Teaching Paul Krugman, who won the Nobel Prize in Economics, material that is covered in any Economics 101 course would be mansplaining. Teaching me feminism of the most basic sort is mansplaining when it happens after the teacher is aware of my experience and/or credentials in the field.

And the reason is a very obvious one: By ignoring information about the person getting the mansplaining, the mansplainer is telling that what that person knows is either irrelevant or untrue, not worthy of respect at all. Or perhaps even worse, the mansplainer never gave any thought to what the intended audience might actually know. If that intended audience happens to be an expert in the field and the mansplainer a layperson, the overall effect is to seriously diss the expert, to essentially argue that she is NOT an expert.

How would you react if someone did this to you in your field? If someone simply wiped out all those years of hard work you have put into learning it? Wouldn't you feel insulted? Wouldn't you get angry?

The direct feminist application to mansplaining is when a man tells women how their lives really are. To see why that is outrageous, do a simple gender reversal.

And yes, women can certainly be guilty of mansplaining, though I have never had a woman subject me to it. Likewise, men can mansplain to another man. Perhaps this is as common as the experiences many women have had being at the receiving end of an eager mansplanation?
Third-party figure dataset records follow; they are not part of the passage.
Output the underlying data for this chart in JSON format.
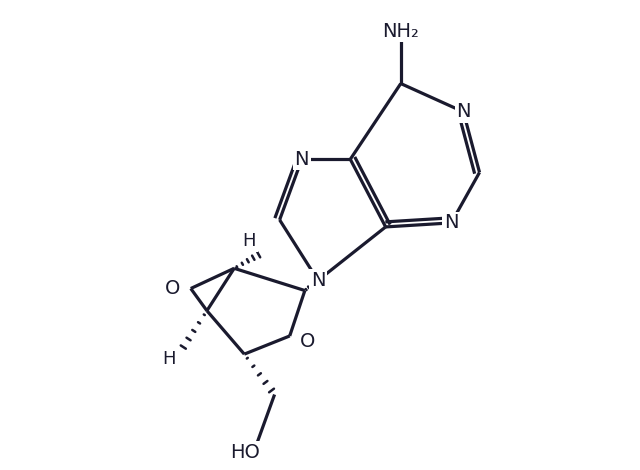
{
  "background_color": "#ffffff",
  "line_color": "#1a1a2e",
  "line_width": 2.3,
  "font_size": 14,
  "figsize": [
    6.4,
    4.7
  ],
  "dpi": 100,
  "NH2_label": "NH₂",
  "HO_label": "HO",
  "H_label": "H",
  "N_label": "N",
  "O_label": "O"
}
We would need a study to answer this question conclusively. My guess is that man-to-woman mansplaining is more common, simply because women are not viewed as experts as often as men are.
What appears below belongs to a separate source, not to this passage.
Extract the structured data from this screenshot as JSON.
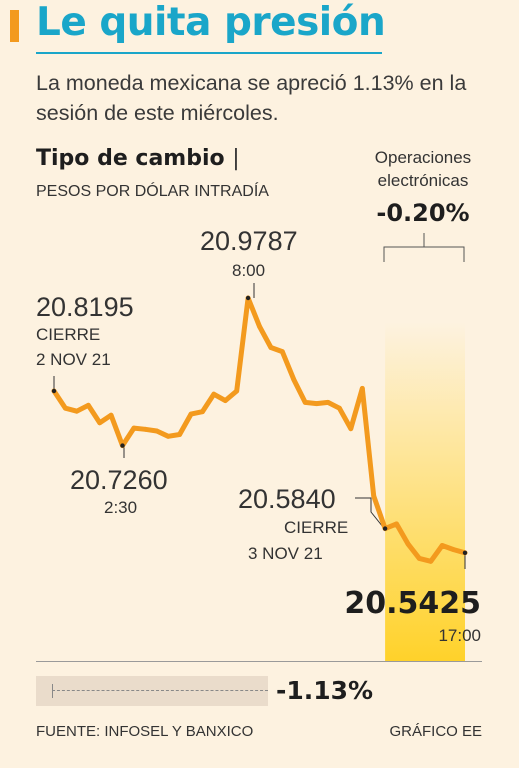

Coping with mansplaining is tricky. Nobody likes to hear that they have been mansplaining and the reaction one gets is a bit like that third definition in the above quote. Then there's the problem of equating mansplaining with all discussion and debate when the participants are not matched in expertise.

Should laypeople just shut up? Of course not! Just debating something is not mansplaining, unless it resembles what I described above and if it is done with proper respect for the intended audience. That respect includes trying to understand the audience and what they already might know.